A turn came when open doors scared me. Open doors became closed doors. Faith became fear. Light became darkness. I felt a contrast in my life as my thoughts were changing. I started closing up and not letting other people know until one day I felt like I couldn't function when I was alone. In public, I was happy but then when I was alone I felt this empty void where I felt my future was full of blackness. It was a horrible feeling of blackness. I have never felt fear at this capacity before.

This is my advice for people who have fear and anxiety in the future. I still have some fear but somehow I know everything will work out in the end. I still need to develop more faith yet I feel like there is more light in my life.

1. Pray. Even if you feel like nothing is happening, keep praying.
2. Exercise.
3. Talk to People. Tell them your feelings. Don't let them build up inside as you feel worse and worse.
4. Serve. Do something for someone else. You will find joy and answers through others. Although you may just want to cry and dig your own hole,  get outside of your house.
5. Cry when you want.
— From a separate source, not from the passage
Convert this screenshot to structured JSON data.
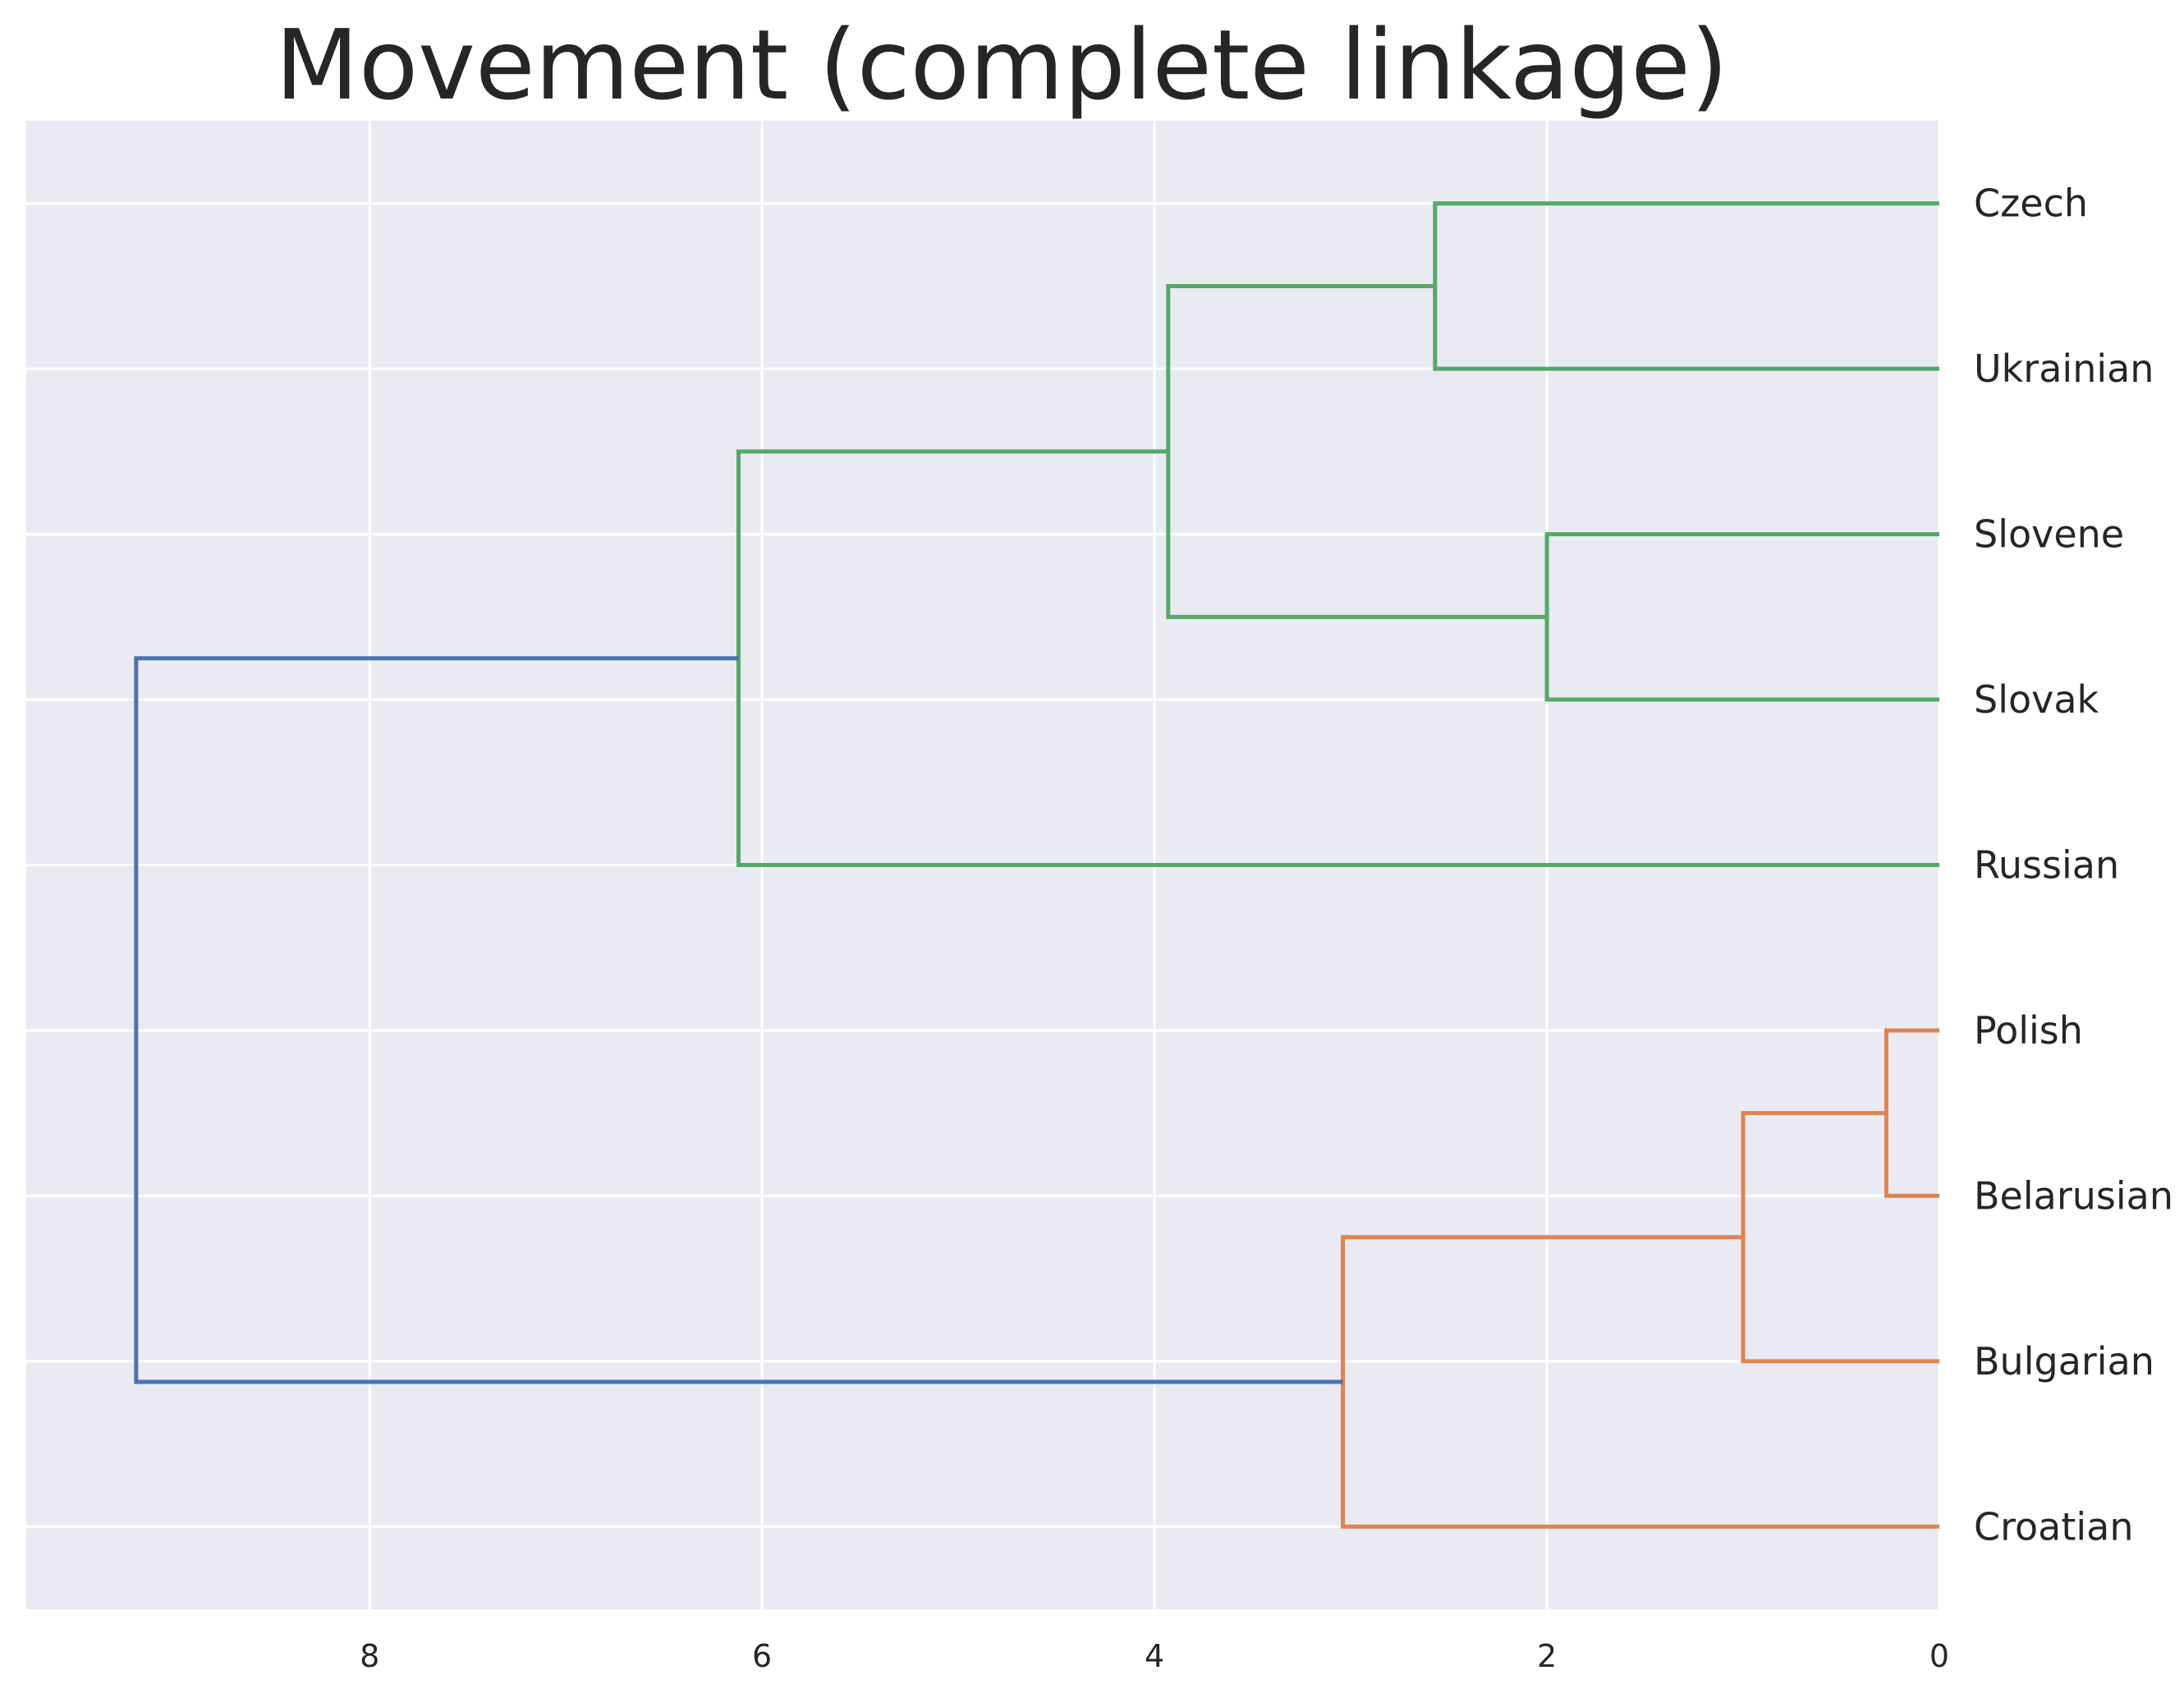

Cry and get it out until you feel like you will be fine.
6. Write. Write in your Journal.
7. Read your scriptures. There are answers waiting for you to find them. Just look and search around.
8. Sleep Well. Get your body's rest so you will be refreshed each morning.
9. If you need a break from people to just clam yourself down. Take a break.
10. Recognize that fear is normal. I felt like I was the only one who was fearful for my future. You are not abnormal. Just know that you can control your capacity of fear. Write down your thoughts and then write down thoughts you want to have. When a bad thoughts come, then change them to the positive ones you want to have.

These are my suggestions. I don't know if it will help anyone. But, all of these helped me in someway. I know that everything will work out for now. My objective today and until I find out If I am accepted to transfer is just to enjoy life. Wait until the moment where I have to make the decision instead of fretting around like a sad girl. It is not the funnest thing to do. Trust me from my experience.